New push to help suicidal military members

JACKSONVILLE, Fla. — There is a new push to reduce the number of military suicides. On Thursday, parents of soldiers testified about how their sons killed themselves while waiting for care at Department of Veterans Affairs hospitals.

The Pentagon tracks the statistics and says that every day, 22 military veterans die by suicide, and that it is a problem across all branches. Veteran James Heeter knows this all too well since his brother, Shean Heeter, a Marine, took his life one year after serving in Operation Desert Storm.

"It's very serious.  If people don't get treated for it, they're going to commit suicide like my brother. I almost committed suicide," said Heeter.

Thursday, a hearing took place on Capitol Hill to push VA clinics to see military post-traumatic stress disorder patients quicker.  It's a move psychologist and former sailor Dr. Justin D'Arienzo says is wise because PTSD can grow worse with time.
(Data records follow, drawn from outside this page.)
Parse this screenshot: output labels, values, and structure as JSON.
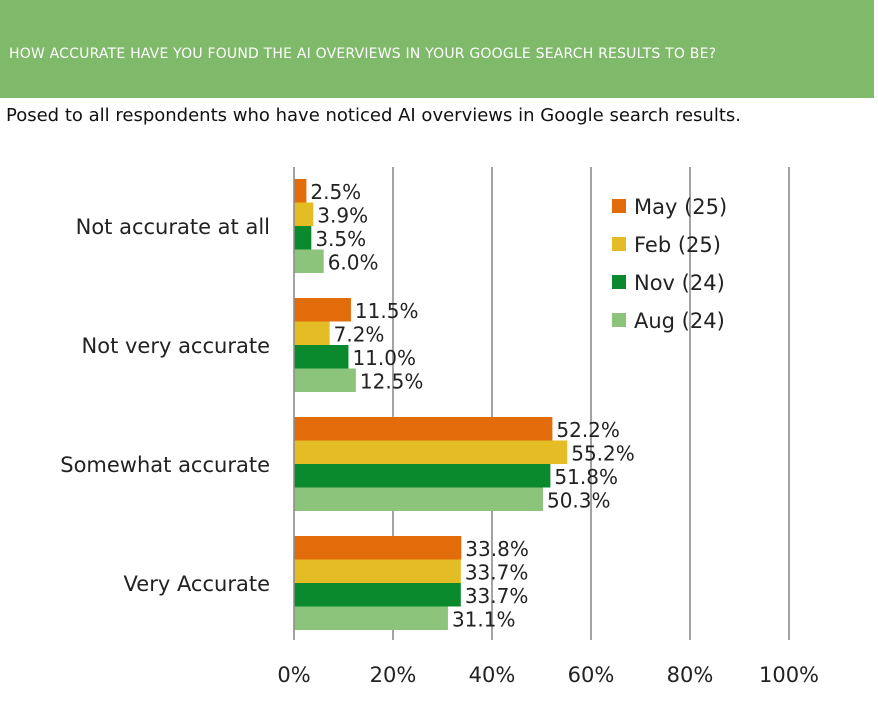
{
  "header": {
    "title": "HOW ACCURATE HAVE YOU FOUND THE AI OVERVIEWS IN YOUR GOOGLE SEARCH RESULTS TO BE?",
    "background": "#7fb96a"
  },
  "subtitle": "Posed to all respondents who have noticed AI overviews in Google search results.",
  "chart_data": {
    "type": "bar",
    "orientation": "horizontal",
    "categories": [
      "Not accurate at all",
      "Not very accurate",
      "Somewhat accurate",
      "Very Accurate"
    ],
    "series": [
      {
        "name": "May (25)",
        "color": "#e36c0a",
        "values": [
          2.5,
          11.5,
          52.2,
          33.8
        ]
      },
      {
        "name": "Feb (25)",
        "color": "#e3bc26",
        "values": [
          3.9,
          7.2,
          55.2,
          33.7
        ]
      },
      {
        "name": "Nov (24)",
        "color": "#0a8a2c",
        "values": [
          3.5,
          11.0,
          51.8,
          33.7
        ]
      },
      {
        "name": "Aug (24)",
        "color": "#8cc47b",
        "values": [
          6.0,
          12.5,
          50.3,
          31.1
        ]
      }
    ],
    "value_format": "{v}%",
    "xlim": [
      0,
      100
    ],
    "xticks": [
      "0%",
      "20%",
      "40%",
      "60%",
      "80%",
      "100%"
    ],
    "grid": true,
    "legend_position": "top-right"
  }
}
"People can commit suicide, they can have domestic violence incidents, they can become more depressed, more anxious, more isolated, they often lose employment," said D'Arienzo. 

Heeter said he recognized the symptoms and got help, but that his life was dark for a very long time.

"I would hold the gun to my head, spin the chamber and pull it.  Or sometimes just lay there with it stuck to my head," said Heeter. 

He also described the constant night terrors he experienced shortly after returning from Operation Iraqi Freedom.

"You see these young kids that have their whole life going for them, then hours later you see them blown to bits. When you see that every day for a year, day in and day out, gun fights, IEDs," he said.

A comprehensive investigation from the VA found that more than 4,000 veterans said they had a 90-day wait or longer to be seen by a doctor at the Gainesville VA.  

A practice psychologist and former sailor, Dr. Justin D'Arienzo, said this is dangerous.

"If someone is coming to you and telling you they have problems and it might be PTSD, they need to get help immediately," said D'Arienzo.

Heeter said he would love to see the number of vets dying by suicide disappear and hopes a new bill to speed up VA wait times will pass.  He said if the government is serious about stopping suicides, it will take two important factors.

"You're going to have to have educated people and money, I mean that's just the sad ...  that's just the fact about it, or there will be 22 vets. ... There's probably more than 22 veterans that kill themselves a day," said Heeter.

The bill to speed up the process to help vets with PTSD is named after Clay Hunt, a Marine who took his own life.